Fantastique ! Nous sommes ici depuis déjà trois jours, mouillés devant notre îlot de rêve. Il y a 45 mètres d’eau sous la coque, mais c’est pas grave, on est à l’abri du vent. C’est superbe comme décor, vraiment le truc paradisiaque dont rêvent les touristes. Une île minuscule avec une plage de sable blanc et des cocotiers qui se penchent au-dessus d’un étroit lagon d’eau claire... À dix mètres de la plage, il y a comme une barrière de corail en miniature. C’est encore plus beau sous l'eau, avec du corail de différentes couleurs et des millions de poissons.

Damien est fou de bonheur. Tous les matins, il fait la pêche à la langouste avec Carl et François d’Oumâ. Hier, ils en ont attrapé quatre, avec en plus six poissons. Carl a blessé un super gros mérou, qui a coulé au fond, et les requins sont venus le manger. Sandrine et Noémie ont vu leur premier requin sous l’eau et elles ont eu un peu peur. Moi je ne me baigne plus depuis hier car j’ai mes règles.

Aujourd’hui, on a eu de la visite: un doris à voile avec deux hommes et un petit garçon. Comme on ne parle pas la même langue, ils nous ont fait de grands sourires. Je crois que c’est leur île et ils sont venus nous souhaiter la bienvenue. Ensuite, un des hommes a grimpé en cinq secondes en haut d’un très grand cocotier pour faire tomber une bonne vingtaine de noix. Ils les a ouvertes à une vitesse éclair avec sa machette et nous les a données pour qu’on boive l’eau sucrée. Le petit garçon a essayé les palmes et le masque de Noémie. Il avait le tuba à l’horizontale et il avalait plein d’eau, mais il avait l’air très content.

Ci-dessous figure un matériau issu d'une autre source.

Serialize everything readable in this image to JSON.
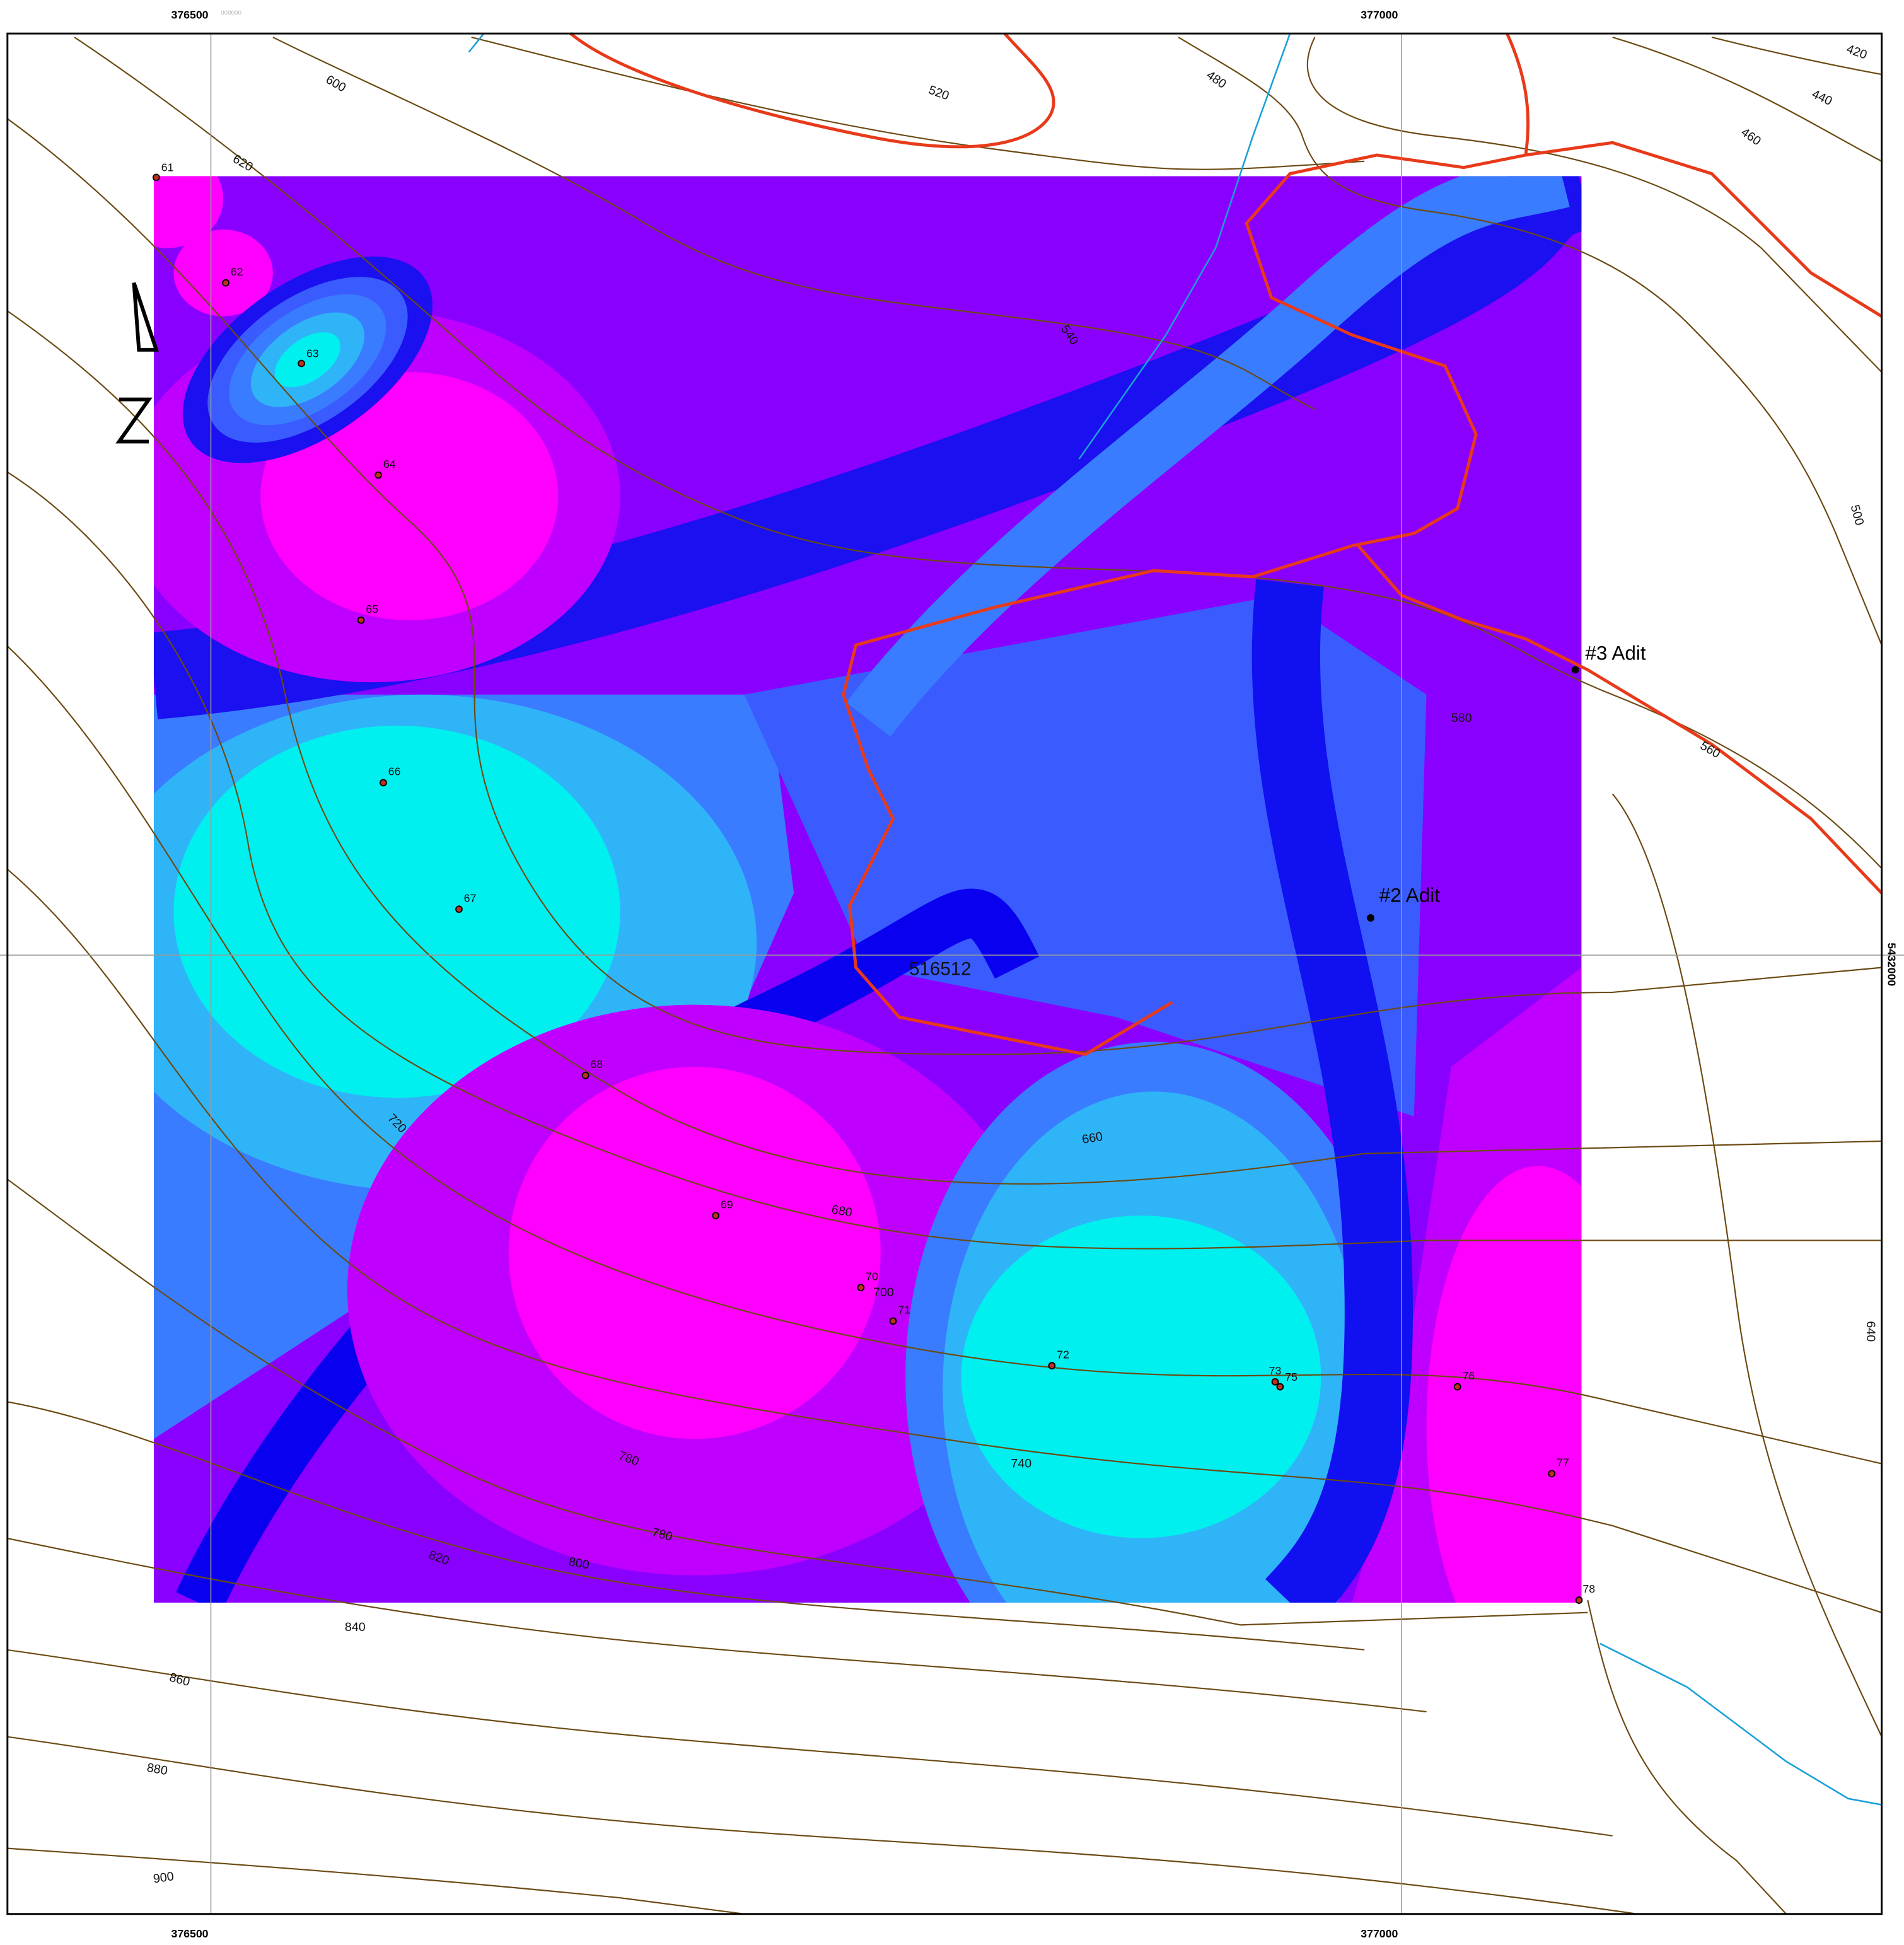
{
  "grid_labels": {
    "top": [
      "376500",
      "377000"
    ],
    "bottom": [
      "376500",
      "377000"
    ],
    "right": [
      "5432000"
    ],
    "suffix": "000000"
  },
  "contour_labels": [
    "420",
    "440",
    "460",
    "480",
    "500",
    "520",
    "540",
    "560",
    "580",
    "600",
    "620",
    "640",
    "660",
    "680",
    "700",
    "720",
    "740",
    "780",
    "780",
    "800",
    "820",
    "840",
    "860",
    "880",
    "900"
  ],
  "points": [
    "61",
    "62",
    "63",
    "64",
    "65",
    "66",
    "67",
    "68",
    "69",
    "70",
    "71",
    "72",
    "73",
    "75",
    "76",
    "77",
    "78"
  ],
  "adits": [
    "#3 Adit",
    "#2 Adit"
  ],
  "center_label": "516512"
}
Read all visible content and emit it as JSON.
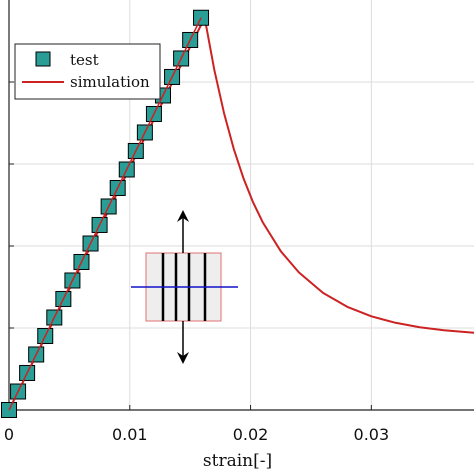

Tout ce temps là, on ne se disait pas un mot, que des sourires. François leur a offert des paquets de cigarettes. Ils sont repartis un peu plus tard. TRÈS GENTILS.

On s’en va nous aussi, en fin d’après-midi. Nous allons faire une dernière escale à Gan, dans l’atoll d’Addu, à 60 milles au sud. C’est un village plus petit que Malé, mais où il y a des douaniers et où on peut s’arrêter pour acheter de l’eau et des provisions.